Heatmap of AQI score by hour-of-day and date — a grid where colour encodes the AQI score (1 = very good, 5 = very poor). This answers “are there systematic time-of-day patterns?” Rush-hour NO₂ peaks, for example, would show up as darker rows at 07:00–09:00 and 17:00–19:00 on weekdays.
Each visualization is introduced by a markdown cell that explains what the reader should look for, not just how the plot was made. Following the “Use visualizations effectively” guideline means choosing plot types that match the question, and explaining the connection between the visual and the conclusion in the surrounding text.
What Makes This a Good Computational Narrative#
Looking back at the best practices listed earlier, the AQI notebook follows them in concrete ways:
Tell a story for an audience — the notebook is addressed to a reader who understands air quality monitoring but may not know the UBA methodology. It explains each concept (the maximum-operator rule, the five pollutant categories) before using it in code.
Document the process, not just the results — every data quirk (semicolon delimiter, quoted timestamps, missing SO₂ at some stations) is explained in the markdown cells where it is first encountered.
Keep it simple and focused — complex logic lives in
src/aqi_calculator.py.
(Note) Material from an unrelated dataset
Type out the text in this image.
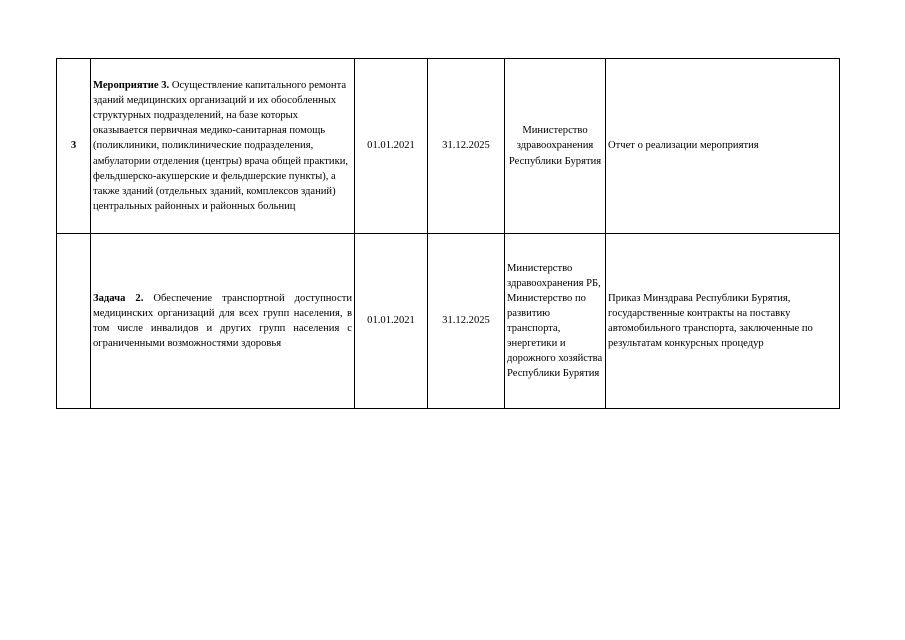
3	Мероприятие 3. Осуществление капитального ремонта зданий медицинских организаций и их обособленных структурных подразделений, на базе которых оказывается первичная медико-санитарная помощь (поликлиники, поликлинические подразделения, амбулатории отделения (центры) врача общей практики, фельдшерско-акушерские и фельдшерские пункты), а также зданий (отдельных зданий, комплексов зданий) центральных районных и районных больниц	01.01.2021	31.12.2025	Министерство здравоохранения Республики Бурятия	Отчет о реализации мероприятия
	Задача 2. Обеспечение транспортной доступности медицинских организаций для всех групп населения, в том числе инвалидов и других групп населения с ограниченными возможностями здоровья	01.01.2021	31.12.2025	Министерство здравоохранения РБ, Министерство по развитию транспорта, энергетики и дорожного хозяйства Республики Бурятия	Приказ Минздрава Республики Бурятия, государственные контракты на поставку автомобильного транспорта, заключенные по результатам конкурсных процедур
The notebook itself never implements a classification threshold.Use visualizations effectively — three different chart types answer three different questions; each is preceded by a cell explaining what to look for.
Don’t present code without context — every code cell is preceded or followed by a markdown cell that explains the purpose of that step.
Further Examples#
Here are some links to quite nice examples available at nbviewer.org:
An exploratory statistical analysis of the 2014 World Cup Final
An open science approach to a recent false-positive between solar activity and the Indian monsoon
Analysis and visualization of a public OKCupid profile dataset using python and pandas
For a deeper dive into computational narratives and storytelling with data, there is specific literature available, for example H. Eckert’s book “Storytelling with Data”.
Summary:#
This chapter walks through the AQI computational narrative notebook step by step. It covers five topics: separating reusable logic into src/aqi_calculator.py, loading UBA CSV data with its non-standard format, preprocessing and handling missing pollutant values, applying the calculation with a single-row sanity check before the full run, and choosing three visualizations that each answer a different question. Each step is shown with a code snippet and connected back to the Best Practices listed earlier in the chapter.